On 11 February 2003 the Galway clinic offered a BreastCheck service to the Government. This offer could still be taken up. I asked the Minister if she would do this under the national treatment purchase fund but that request was refused. The women who are dying are mothers, sisters and nieces — all important members of families. That is not acceptable. I could name people who have died. I knew them and know their families who have to struggle without a mother or sister. Cancer could be detected 18 months before a lump is detected. It is amazing that half the population are on their second round of screening while the other half have still not received a service. The BreastCheck programme has picked up hundreds of cases of cancer but this is cold comfort to the families who are now without their loved ones. The women of the south and west deserve better.

Today's edition of the Irish Examiner carried the headline, "Breast cancer deaths rise in Cork". The pattern is the same in the west. The BreastCheck programme needs to be extended nationally, not just to women up to the age of 64 years but to women up to the age of 69. This is a proven treatment which would cut the death rate by 20% to 30%. If there was a drug that could do this, people would regard it as a wonder drug. This is all about money but there was no delay in providing €300 million for the racehorse industry when funding was needed.

The then Minister, Deputy Martin, announced the extension of the BreastCheck programme within 48 hours of the march in March 2003 but only sanctioned funding before he left office in September 2004. The excuse for proceeding on a phased basis was, in the words of the then Minister, "a reflection of the complexities involved in the screening process rather than the cost involved". That is balderdash.
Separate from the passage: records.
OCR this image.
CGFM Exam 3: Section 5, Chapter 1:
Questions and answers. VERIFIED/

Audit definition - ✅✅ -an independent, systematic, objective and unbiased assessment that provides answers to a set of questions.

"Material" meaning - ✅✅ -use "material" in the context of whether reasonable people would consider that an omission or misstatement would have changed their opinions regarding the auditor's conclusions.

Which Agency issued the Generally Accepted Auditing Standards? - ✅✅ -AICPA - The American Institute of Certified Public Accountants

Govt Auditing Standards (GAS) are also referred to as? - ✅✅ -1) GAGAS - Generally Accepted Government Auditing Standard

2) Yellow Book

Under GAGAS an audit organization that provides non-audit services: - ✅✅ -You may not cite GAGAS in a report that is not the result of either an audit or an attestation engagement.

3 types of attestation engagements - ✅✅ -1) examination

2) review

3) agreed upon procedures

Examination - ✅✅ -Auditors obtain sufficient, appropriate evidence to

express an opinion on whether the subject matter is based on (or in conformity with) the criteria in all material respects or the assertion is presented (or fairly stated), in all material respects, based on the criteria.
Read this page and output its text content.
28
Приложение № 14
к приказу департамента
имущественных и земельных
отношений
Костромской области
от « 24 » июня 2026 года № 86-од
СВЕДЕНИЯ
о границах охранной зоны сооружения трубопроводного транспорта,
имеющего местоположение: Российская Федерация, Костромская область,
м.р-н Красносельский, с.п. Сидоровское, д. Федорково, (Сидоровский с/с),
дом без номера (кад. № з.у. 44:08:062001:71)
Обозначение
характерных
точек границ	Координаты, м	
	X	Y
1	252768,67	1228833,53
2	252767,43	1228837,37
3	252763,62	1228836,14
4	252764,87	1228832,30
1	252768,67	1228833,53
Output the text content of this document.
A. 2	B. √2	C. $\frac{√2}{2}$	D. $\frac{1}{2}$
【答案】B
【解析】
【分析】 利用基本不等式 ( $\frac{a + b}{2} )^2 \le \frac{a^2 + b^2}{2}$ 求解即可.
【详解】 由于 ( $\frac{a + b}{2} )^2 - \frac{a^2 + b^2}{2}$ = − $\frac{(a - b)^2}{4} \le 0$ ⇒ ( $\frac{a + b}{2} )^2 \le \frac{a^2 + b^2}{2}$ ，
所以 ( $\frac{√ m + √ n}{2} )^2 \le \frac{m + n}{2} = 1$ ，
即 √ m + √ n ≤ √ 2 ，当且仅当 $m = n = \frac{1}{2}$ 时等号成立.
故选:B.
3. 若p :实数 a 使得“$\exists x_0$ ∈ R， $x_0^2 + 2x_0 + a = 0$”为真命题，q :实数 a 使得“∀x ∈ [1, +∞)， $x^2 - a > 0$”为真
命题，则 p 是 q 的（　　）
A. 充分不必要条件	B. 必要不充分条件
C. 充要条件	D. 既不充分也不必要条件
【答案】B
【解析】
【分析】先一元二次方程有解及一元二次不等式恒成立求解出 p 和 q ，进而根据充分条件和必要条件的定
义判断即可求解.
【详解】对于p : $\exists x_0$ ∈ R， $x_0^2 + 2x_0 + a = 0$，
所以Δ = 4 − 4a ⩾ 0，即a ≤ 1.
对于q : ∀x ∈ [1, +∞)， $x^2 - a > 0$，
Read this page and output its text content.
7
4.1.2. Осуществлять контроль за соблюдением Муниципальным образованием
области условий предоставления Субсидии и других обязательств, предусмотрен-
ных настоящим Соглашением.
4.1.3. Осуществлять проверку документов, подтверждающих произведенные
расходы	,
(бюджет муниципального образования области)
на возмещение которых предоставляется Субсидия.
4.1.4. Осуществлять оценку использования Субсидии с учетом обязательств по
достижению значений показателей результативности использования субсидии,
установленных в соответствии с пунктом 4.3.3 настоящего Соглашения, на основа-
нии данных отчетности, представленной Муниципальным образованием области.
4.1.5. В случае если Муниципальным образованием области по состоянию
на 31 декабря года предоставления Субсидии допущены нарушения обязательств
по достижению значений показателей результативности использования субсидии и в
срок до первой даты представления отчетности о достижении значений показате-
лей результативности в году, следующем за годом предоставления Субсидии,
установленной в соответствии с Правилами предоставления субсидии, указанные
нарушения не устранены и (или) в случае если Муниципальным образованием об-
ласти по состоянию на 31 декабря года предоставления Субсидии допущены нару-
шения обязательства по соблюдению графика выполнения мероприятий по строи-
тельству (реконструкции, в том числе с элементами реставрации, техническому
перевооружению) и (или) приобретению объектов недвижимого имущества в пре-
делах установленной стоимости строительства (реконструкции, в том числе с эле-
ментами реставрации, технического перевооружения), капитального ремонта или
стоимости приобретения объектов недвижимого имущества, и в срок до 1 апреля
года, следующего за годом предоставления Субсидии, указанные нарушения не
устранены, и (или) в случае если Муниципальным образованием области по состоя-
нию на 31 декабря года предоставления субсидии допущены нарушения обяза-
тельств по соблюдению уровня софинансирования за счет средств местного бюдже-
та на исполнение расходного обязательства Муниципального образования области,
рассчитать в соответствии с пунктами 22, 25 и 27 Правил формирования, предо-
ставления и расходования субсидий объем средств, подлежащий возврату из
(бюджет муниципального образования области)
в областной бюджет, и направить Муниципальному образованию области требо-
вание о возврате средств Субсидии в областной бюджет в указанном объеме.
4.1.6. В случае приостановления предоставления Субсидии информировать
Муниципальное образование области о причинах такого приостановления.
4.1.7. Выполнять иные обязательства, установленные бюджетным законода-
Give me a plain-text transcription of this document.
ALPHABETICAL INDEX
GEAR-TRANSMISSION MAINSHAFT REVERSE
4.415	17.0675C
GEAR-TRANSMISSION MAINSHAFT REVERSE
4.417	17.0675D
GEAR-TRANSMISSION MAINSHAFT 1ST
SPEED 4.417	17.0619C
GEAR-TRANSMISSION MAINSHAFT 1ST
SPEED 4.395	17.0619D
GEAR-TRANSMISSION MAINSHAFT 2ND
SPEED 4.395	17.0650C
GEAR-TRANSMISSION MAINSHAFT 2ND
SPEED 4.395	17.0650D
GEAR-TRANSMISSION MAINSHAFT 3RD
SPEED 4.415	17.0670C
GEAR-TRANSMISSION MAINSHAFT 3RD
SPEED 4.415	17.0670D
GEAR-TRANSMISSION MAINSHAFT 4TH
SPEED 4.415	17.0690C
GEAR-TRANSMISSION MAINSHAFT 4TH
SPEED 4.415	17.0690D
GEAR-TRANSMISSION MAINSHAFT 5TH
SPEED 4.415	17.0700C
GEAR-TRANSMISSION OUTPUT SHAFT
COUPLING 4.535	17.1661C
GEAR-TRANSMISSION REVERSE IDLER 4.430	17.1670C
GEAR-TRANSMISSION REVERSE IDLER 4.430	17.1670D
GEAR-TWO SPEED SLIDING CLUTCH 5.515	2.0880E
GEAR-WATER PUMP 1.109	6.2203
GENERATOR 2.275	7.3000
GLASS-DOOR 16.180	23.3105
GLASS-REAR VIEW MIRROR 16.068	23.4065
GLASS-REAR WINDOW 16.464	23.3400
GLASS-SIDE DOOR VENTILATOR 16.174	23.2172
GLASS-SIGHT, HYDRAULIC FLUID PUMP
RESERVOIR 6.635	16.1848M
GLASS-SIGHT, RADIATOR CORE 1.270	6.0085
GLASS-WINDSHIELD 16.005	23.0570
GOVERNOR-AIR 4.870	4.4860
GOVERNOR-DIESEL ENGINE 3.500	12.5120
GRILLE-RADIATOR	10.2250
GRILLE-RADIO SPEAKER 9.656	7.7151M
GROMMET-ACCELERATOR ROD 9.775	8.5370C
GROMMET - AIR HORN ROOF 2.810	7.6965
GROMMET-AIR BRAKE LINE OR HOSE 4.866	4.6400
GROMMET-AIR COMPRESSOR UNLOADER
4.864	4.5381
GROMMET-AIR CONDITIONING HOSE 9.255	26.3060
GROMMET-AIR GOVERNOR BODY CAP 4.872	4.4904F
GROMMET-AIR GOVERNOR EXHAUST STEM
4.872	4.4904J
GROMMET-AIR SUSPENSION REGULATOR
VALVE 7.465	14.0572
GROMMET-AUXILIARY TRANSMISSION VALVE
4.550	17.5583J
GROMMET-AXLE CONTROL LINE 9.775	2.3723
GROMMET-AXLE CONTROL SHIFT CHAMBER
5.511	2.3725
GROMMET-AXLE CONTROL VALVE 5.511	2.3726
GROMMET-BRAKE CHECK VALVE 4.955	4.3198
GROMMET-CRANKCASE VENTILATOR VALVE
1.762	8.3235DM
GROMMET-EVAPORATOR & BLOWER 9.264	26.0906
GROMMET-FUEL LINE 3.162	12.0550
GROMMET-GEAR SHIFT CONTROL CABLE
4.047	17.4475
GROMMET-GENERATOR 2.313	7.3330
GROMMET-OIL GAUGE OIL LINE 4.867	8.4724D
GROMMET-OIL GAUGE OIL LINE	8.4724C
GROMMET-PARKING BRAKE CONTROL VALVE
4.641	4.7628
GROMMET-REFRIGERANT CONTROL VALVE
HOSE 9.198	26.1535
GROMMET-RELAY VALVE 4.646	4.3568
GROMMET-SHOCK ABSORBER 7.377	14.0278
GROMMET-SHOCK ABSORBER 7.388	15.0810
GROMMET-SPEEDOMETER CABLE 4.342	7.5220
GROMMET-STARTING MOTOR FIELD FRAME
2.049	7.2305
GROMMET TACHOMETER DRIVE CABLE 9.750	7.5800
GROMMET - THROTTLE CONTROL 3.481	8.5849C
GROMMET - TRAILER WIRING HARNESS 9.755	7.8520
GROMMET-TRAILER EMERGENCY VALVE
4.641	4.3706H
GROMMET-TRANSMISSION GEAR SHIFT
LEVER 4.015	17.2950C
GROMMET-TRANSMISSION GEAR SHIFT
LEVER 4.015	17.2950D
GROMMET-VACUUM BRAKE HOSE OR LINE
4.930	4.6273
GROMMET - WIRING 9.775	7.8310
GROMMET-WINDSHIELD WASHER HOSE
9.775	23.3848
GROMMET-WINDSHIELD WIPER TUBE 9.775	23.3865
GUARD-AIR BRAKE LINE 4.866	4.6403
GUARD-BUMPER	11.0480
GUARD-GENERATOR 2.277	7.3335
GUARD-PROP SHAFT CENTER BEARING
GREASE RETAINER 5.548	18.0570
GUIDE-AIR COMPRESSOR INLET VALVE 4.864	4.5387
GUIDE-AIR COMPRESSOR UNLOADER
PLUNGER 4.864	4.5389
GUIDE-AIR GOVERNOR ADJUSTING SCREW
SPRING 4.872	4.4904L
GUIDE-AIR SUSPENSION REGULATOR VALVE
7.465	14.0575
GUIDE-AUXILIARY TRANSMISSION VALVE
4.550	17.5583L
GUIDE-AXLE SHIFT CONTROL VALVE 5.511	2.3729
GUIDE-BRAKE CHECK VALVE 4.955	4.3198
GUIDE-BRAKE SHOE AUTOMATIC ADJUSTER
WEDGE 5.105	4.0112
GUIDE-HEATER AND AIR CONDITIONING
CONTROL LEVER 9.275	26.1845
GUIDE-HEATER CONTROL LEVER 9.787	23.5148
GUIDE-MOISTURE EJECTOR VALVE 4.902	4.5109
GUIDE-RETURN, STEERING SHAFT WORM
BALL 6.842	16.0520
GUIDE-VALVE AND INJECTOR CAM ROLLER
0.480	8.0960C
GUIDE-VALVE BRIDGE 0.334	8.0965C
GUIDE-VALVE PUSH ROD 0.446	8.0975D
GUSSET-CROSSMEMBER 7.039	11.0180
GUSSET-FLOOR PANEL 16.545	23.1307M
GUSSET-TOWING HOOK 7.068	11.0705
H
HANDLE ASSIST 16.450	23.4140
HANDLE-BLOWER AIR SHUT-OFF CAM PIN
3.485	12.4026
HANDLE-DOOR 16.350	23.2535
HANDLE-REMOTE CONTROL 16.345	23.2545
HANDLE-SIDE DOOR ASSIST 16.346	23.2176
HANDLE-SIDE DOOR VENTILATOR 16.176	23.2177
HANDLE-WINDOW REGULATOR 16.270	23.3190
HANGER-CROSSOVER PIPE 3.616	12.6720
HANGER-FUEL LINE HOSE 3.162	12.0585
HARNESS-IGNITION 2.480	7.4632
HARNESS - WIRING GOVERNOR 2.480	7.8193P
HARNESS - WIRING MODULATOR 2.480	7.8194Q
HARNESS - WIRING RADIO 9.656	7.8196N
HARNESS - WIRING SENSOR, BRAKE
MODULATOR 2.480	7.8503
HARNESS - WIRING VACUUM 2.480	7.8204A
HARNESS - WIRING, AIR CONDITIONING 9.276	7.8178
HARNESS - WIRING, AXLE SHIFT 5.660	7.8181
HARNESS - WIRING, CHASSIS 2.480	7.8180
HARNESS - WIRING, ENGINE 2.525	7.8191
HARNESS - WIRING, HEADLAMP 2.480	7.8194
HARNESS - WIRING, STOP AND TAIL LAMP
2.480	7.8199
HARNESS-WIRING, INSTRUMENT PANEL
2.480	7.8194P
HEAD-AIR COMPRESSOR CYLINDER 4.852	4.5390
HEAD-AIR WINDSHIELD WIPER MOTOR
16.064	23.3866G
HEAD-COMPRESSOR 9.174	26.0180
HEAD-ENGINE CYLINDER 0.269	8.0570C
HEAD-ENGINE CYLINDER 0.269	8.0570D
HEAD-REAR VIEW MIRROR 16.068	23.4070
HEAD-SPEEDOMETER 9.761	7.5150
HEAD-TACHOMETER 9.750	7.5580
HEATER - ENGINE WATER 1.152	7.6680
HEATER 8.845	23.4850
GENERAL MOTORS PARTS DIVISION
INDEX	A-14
There was no complexity in providing the service for half the female population, the only complexity is in trying to understand why the Government could deny the other half of the female population an essential service such as BreastCheck which is supposed to be a national programme but is not.

I hope the Minister of State will tell me that the design has been completed and that an advertisement will be placed in the EU Journal to enable construction to start on the static units necessary in the west and south to ensure the extension of the BreastCheck programme nationally. I hope he has news for me.